Ordnung ist das halbe Leben

In der Strophe habe ich die Hauptstimme durch eine dezente Mono-Dopplung in der Mitte etwas fetter gemacht, im Refrain waren es sogar 2 Dopplungen hart links/rechts und mit ordentlich Delay drauf, die mir halfen speziell im Refrain einen „larger-than-life“-Effekt für meine Stimme zu erzielen. Als PlugIns kamen auf den Haupt-Gesangssuren nur Compressor, EQ, Delay, Reverb und auf einer parallel-Spur noch ein wenig Saturation zum Einsatz. Speziell die Saturation nutzte ich um meiner Stimme ein wenig mehr Dreck und Energie zu verpassen. Und da Studio One keinen dedizierten DeEsser mit an Bord hat, wurde eine Compressor-Instanz auch noch zum DeEsser umfunktioniert.

Und jetzt alle im Chor

Die Chorstimmen wurden alle in der Mitte belassen und individuell nur mit ein wenig EQ an den Gesamtsound des Chors angepasst. Alle Spuren führten von da auf einen Koa-Bus (ja KOA ist richtig, so heißt der Bus bei mir 😉 )!. Auf diesem Bus wurden dann alle Spuren zusammen mit Kompressor, noch einem als DeEsser und EQ geformt und dann auf die Linke Seite gepannt. Dann wurde das Signal noch mal PreFader (und damit auch Pre-Pan) auf einen separaten Bus geschickt, der nur mit einem Delay bestückt das gleiche Signal auf der rechten Seite um gut 20 ms verzögert auch ausgab. So bekam ich einen fetten und breiten Stereo-Koa ohne jede Stimme noch mal doppelt einsingen zu müssen.

Dynamik im Arrangement

Die Dynamik des Backgrounds habe ich übrigens nicht per Volume-Automation, sondern schon beim Einsingen mit eingebaut.
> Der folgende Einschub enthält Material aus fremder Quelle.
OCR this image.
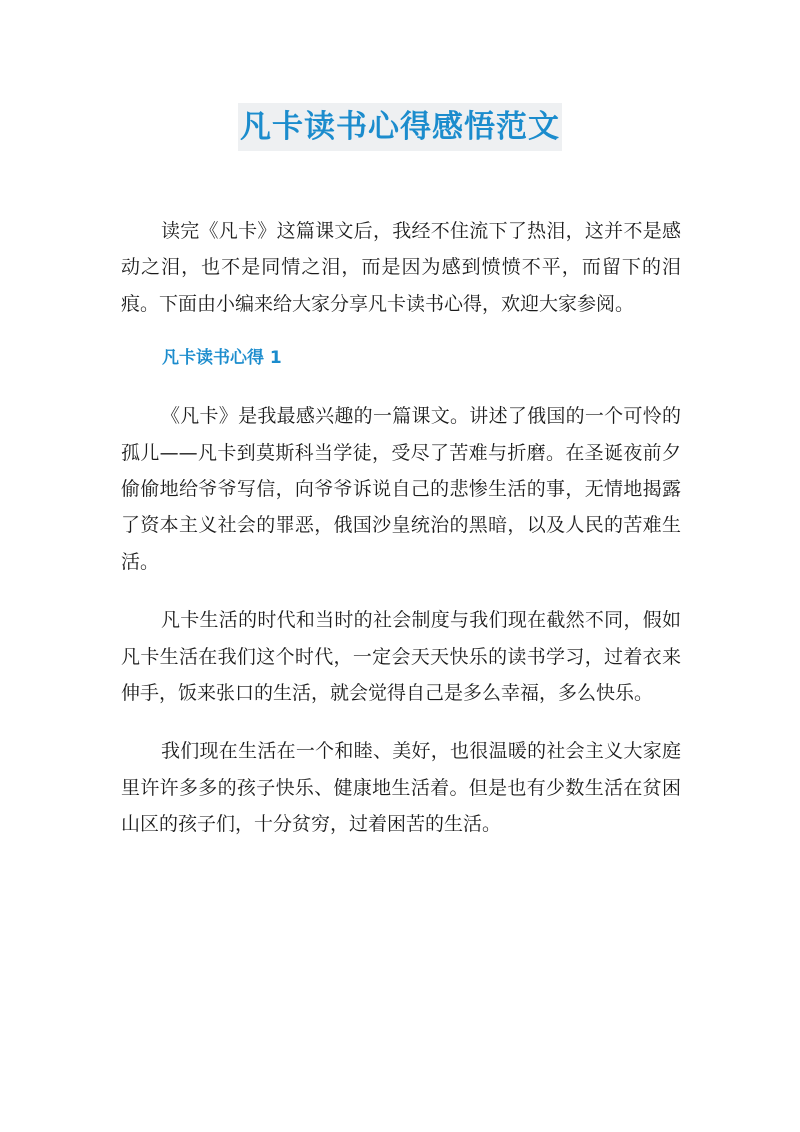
凡卡读书心得感悟范文

读完《凡卡》这篇课文后，我经不住流下了热泪，这并不是感动之泪，也不是同情之泪，而是因为感到愤愤不平，而留下的泪痕。下面由小编来给大家分享凡卡读书心得，欢迎大家参阅。

凡卡读书心得 1

《凡卡》是我最感兴趣的一篇课文。讲述了俄国的一个可怜的孤儿——凡卡到莫斯科当学徒，受尽了苦难与折磨。在圣诞夜前夕偷偷地给爷爷写信，向爷爷诉说自己的悲惨生活的事，无情地揭露了资本主义社会的罪恶，俄国沙皇统治的黑暗，以及人民的苦难生活。

凡卡生活的时代和当时的社会制度与我们现在截然不同，假如凡卡生活在我们这个时代，一定会天天快乐的读书学习，过着衣来伸手，饭来张口的生活，就会觉得自己是多么幸福，多么快乐。

我们现在生活在一个和睦、美好，也很温暖的社会主义大家庭里许许多多的孩子快乐、健康地生活着。但是也有少数生活在贫困山区的孩子们，十分贫穷，过着困苦的生活。
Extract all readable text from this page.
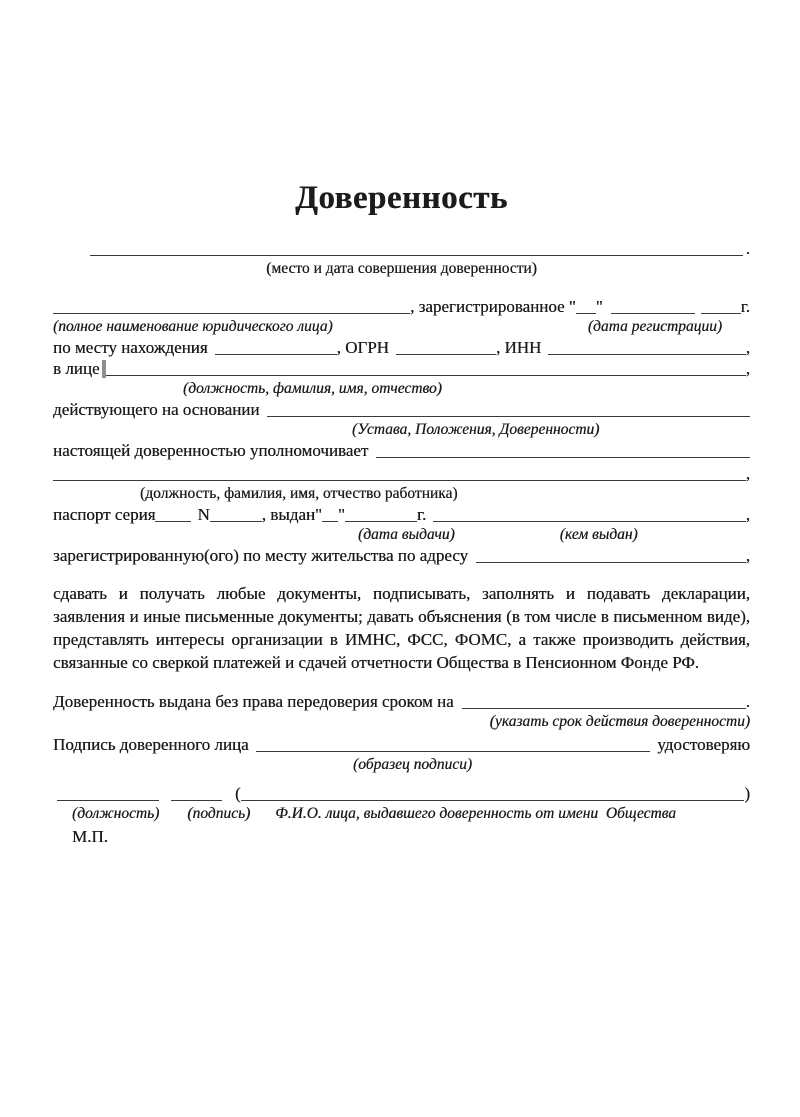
Доверенность
.
(место и дата совершения доверенности)
, зарегистрированное " "	г.
(полное наименование юридического лица)	(дата регистрации)
по месту нахождения	, ОГРН	, ИНН	,
в лице	,
(должность, фамилия, имя, отчество)
действующего на основании
(Устава, Положения, Доверенности)
настоящей доверенностью уполномочивает
,
(должность, фамилия, имя, отчество работника)
паспорт серия N	, выдан" "	г.	,
(дата выдачи)	(кем выдан)
зарегистрированную(ого) по месту жительства по адресу	,

сдавать и получать любые документы, подписывать, заполнять и подавать декларации, заявления и иные письменные документы; давать объяснения (в том числе в письменном виде), представлять интересы организации в ИМНС, ФСС, ФОМС, а также производить действия, связанные со сверкой платежей и сдачей отчетности Общества в Пенсионном Фонде РФ.

Доверенность выдана без права передоверия сроком на	.
(указать срок действия доверенности)
Подпись доверенного лица	удостоверяю
(образец подписи)
(	)
(должность) (подпись) Ф.И.О. лица, выдавшего доверенность от имени  Общества
М.П.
Quasi natürliche Dynamik, die ich dadurch erzielte, dass ich immer da ein wenig lauter gesungen habe, wo die Hauptstimme nicht gesungen hat und es sich vom Song her anbot. so kann man das Arrangement direkt schon bei der Aufnahme interessant und dynamisch und abwechslungsreich gestalten.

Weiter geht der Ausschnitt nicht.